Едва мы простились с поскучневшим Кленовым, Норцов взял бешеный темп и выдерживал его до первых снеговых завалов.
— Буран, какого старожилы не упомнят, — мрачновато острил кругляш, ударяя тяжелым ботинком по сугробу. — Пойду искать следы.
Я выкурил сигарету, немного погодя — другую. Тут как раз и появился сияющий Норцов.
— След есть. Я поднялся до бывшего бивака ихнего.
— А ты бы взял да на Алтынтау взошел. Что тебя остановило?

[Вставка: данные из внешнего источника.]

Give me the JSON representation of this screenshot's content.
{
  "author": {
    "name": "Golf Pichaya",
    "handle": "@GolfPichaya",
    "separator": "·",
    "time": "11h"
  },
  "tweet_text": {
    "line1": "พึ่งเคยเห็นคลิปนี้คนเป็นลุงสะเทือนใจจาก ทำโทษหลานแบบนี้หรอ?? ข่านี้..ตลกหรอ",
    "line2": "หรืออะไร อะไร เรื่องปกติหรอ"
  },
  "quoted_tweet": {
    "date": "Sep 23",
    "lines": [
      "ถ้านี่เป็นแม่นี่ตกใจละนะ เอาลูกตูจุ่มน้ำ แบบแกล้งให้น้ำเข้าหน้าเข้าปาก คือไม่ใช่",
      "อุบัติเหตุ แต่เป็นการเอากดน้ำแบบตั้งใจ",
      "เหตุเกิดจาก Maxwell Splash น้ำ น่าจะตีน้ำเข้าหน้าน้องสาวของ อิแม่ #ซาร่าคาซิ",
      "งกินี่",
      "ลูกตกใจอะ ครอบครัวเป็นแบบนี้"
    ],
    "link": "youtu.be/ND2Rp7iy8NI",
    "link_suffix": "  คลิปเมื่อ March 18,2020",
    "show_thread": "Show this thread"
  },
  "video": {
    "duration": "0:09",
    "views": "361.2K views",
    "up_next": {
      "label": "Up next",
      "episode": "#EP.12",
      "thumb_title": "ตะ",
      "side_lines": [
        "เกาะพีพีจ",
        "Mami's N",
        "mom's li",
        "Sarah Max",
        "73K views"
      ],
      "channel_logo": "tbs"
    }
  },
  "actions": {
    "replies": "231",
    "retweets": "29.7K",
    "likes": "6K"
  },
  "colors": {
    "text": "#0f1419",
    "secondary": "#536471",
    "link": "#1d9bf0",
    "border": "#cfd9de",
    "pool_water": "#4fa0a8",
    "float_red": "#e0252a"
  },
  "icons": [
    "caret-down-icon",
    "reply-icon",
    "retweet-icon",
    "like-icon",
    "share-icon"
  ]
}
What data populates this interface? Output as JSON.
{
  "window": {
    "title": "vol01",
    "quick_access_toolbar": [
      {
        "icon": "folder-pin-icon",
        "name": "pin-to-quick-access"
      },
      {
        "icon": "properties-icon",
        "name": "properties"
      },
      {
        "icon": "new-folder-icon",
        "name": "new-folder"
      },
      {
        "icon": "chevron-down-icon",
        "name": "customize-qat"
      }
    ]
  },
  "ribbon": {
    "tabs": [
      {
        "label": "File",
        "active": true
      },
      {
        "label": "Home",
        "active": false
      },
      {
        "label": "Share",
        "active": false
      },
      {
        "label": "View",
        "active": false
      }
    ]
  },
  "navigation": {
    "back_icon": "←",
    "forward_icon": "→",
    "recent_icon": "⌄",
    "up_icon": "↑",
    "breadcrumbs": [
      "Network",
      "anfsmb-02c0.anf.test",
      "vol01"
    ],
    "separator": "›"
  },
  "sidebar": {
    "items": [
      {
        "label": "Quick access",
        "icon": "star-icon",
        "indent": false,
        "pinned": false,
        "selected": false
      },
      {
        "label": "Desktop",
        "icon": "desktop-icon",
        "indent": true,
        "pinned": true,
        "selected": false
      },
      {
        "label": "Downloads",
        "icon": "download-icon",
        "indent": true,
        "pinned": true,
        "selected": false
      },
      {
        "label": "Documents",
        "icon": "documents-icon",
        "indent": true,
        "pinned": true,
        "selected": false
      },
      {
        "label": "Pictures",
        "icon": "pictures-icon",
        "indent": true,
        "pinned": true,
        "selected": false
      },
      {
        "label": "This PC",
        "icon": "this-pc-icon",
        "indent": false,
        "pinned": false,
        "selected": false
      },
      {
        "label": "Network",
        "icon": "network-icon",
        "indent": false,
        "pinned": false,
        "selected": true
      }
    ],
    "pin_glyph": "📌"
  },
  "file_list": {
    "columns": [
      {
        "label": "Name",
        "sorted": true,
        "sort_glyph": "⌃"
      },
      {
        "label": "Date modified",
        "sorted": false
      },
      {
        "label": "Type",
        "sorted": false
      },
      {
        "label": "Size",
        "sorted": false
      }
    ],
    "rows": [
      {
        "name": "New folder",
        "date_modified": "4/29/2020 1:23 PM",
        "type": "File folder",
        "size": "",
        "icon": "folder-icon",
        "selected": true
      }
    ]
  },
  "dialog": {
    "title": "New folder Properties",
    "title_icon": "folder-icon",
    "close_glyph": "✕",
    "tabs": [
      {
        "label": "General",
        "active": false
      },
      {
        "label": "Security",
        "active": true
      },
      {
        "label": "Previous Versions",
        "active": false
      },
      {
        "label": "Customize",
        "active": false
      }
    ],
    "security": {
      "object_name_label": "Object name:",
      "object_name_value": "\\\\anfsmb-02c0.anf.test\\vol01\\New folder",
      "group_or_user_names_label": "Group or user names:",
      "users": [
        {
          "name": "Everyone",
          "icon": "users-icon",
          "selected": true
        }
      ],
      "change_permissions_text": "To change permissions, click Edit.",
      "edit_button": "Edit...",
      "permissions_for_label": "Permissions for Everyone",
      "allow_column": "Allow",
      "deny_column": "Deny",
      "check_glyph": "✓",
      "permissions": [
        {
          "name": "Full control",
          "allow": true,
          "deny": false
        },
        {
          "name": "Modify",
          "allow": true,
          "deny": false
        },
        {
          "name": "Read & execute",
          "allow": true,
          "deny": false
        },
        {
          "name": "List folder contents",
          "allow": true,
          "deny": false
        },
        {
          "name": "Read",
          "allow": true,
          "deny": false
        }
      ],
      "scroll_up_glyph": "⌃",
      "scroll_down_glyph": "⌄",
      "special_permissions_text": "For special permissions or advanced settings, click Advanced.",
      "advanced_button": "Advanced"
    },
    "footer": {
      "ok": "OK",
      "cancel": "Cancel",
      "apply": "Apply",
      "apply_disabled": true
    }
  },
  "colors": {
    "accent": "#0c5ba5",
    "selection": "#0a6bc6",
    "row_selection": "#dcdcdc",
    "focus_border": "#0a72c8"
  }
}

— Я подсчитать людей хотел. Идут-то след в след. Сколько народу шло, не узнаешь. А на привале след распадается на составные части.
— Ну и?
— Ну и — все то же самое: дважды два — четыре.
— То есть?
— То есть два старых следа, позавчерашних. И два свежих, сегодняшних…
Теперь Норцову не приходилось поторапливать меня укоризненным взглядом. Болели мышцы, ныли суставы, судорожно колотилось сердце. Но моя решимость сегодня же добраться до Арифова о каждым шагом все крепла. Примерно через полчаса мы были там, где накануне альпинисты отдыхали. На снегу, действительно, отпечатались четыре пары ботинок, отличавшиеся друг от друга своими размерами, контурами и даже расположением триконей. Два человека были здесь, видимо, позавчера. Их следы слегка подтаяли, пожелтели, оплыли. Другая двойка, судя по четким вмятинам на снегу, опережала нас не более чем на сутки. Всего лишь на сутки! Рывок — и мы их догоним!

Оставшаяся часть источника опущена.